While recent analyses indicate that RAP would produce monthly payments similar to or lower than those made under existing plans for middle-income borrowers, it would result in higher payments for those with the lowest incomes (and some borrowers would repay for longer periods, as RAP does not provide forgiveness until borrowers have been in repayment for 30 years). These higher monthly payments are a result of a new $10 minimum payment provision, a lower threshold for making more than the minimum payment, and the lack of a provision protecting a certain portion of borrowers’ incomes, which exists under current income-driven plans.
In addition to eliminating the minimum payment and reducing the number of years to forgiveness, protections for low-income borrowers can be strengthened by:
- Raising the Threshold at which Borrowers Pay More than the Minimum. In RAP, borrowers’ monthly payments are a percentage of their incomes, and borrowers with higher incomes pay higher percentages of their income, ensuring high earners pay more over time. However, those enrolled in RAP making relatively little—$12,001, or only approximately 75 percent of the current federal poverty guidelines—would owe more than the minimum payment. To better target the benefits of RAP within the current structure of the bill, policymakers should increase the level at which borrowers are required to pay more than the minimum. For example, the minimum payment could be in place until borrowers hit the next threshold ($20,000) or higher, at which point borrowers would pay the requisite percentage of their incomes.
- Tying Repayment Thresholds to Inflation. In the House and Senate bills, the thresholds that dictate the percentage of borrowers' incomes that must be paid toward their student loan balances are static instead of being tied to inflation or a measure that takes inflation into account, such as the federal poverty guidelines. As a result, over time, RAP’s benefits will become even less targeted for low-income borrowers, and legislative changes to the bill will be required to reset these thresholds in the future. To strengthen the current proposal and reduce the need for future legislation, policymakers could, for example, tie repayment amounts to percentages of the federal poverty guidelines instead of fixed income amounts.

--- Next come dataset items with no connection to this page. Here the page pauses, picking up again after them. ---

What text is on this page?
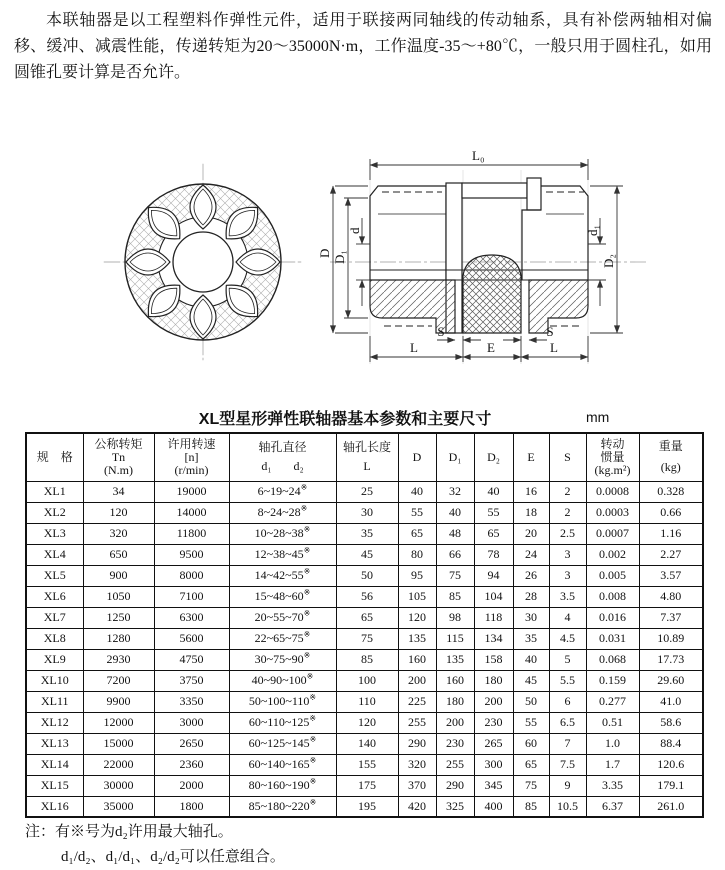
本联轴器是以工程塑料作弹性元件，适用于联接两同轴线的传动轴系，具有补偿两轴相对偏移、缓冲、减震性能，传递转矩为20～35000N·m，工作温度-35～+80℃，一般只用于圆柱孔，如用圆锥孔要计算是否允许。

L₀
D D₁
d	d₁
D₂
S	S
L	E	L
XL型星形弹性联轴器基本参数和主要尺寸	mm
规　格

公称转矩
Tn
(N.m)

许用转速
[n]
(r/min)

轴孔直径
d₁ d₂

轴孔长度
L

D	D₁	D₂	E	S

转动
惯量
(kg.m²)

重量
(kg)

XL1	34	19000	6~19~24※	25	40	32	40	16	2	0.0008	0.328
XL2	120	14000	8~24~28※	30	55	40	55	18	2	0.0003	0.66
XL3	320	11800	10~28~38※	35	65	48	65	20	2.5	0.0007	1.16
XL4	650	9500	12~38~45※	45	80	66	78	24	3	0.002	2.27
XL5	900	8000	14~42~55※	50	95	75	94	26	3	0.005	3.57
XL6	1050	7100	15~48~60※	56	105	85	104	28	3.5	0.008	4.80
XL7	1250	6300	20~55~70※	65	120	98	118	30	4	0.016	7.37
XL8	1280	5600	22~65~75※	75	135	115	134	35	4.5	0.031	10.89
XL9	2930	4750	30~75~90※	85	160	135	158	40	5	0.068	17.73
XL10	7200	3750	40~90~100※	100	200	160	180	45	5.5	0.159	29.60
XL11	9900	3350	50~100~110※	110	225	180	200	50	6	0.277	41.0
XL12	12000	3000	60~110~125※	120	255	200	230	55	6.5	0.51	58.6
XL13	15000	2650	60~125~145※	140	290	230	265	60	7	1.0	88.4
XL14	22000	2360	60~140~165※	155	320	255	300	65	7.5	1.7	120.6
XL15	30000	2000	80~160~190※	175	370	290	345	75	9	3.35	179.1
XL16	35000	1800	85~180~220※	195	420	325	400	85	10.5	6.37	261.0
注：有※号为d₂许用最大轴孔。
d₁/d₂、d₁/d₁、d₂/d₂可以任意组合。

For instance, instead of borrowers who make $30,001 - $40,000 owing 3 percent of their incomes, as the House and Senate bills currently state, borrowers who make between 200-250 percent of the federal poverty guidelines (currently $31,300 - $39,125 for a single individual) would owe 3 percent of their incomes. When the poverty guidelines are updated to reflect the income at which the government considers people to be financially insecure, required monthly payments would reflect this change.
We believe the best way to make large-scale changes to higher education should be done through a bipartisan reauthorization of the Higher Education Act, which would include robust hearings and time to discuss and consider alternatives. However, the changes proposed above could better help Congress deliver on a simplified system that supports the most vulnerable students and borrowers and holds colleges accountable for how well they are served.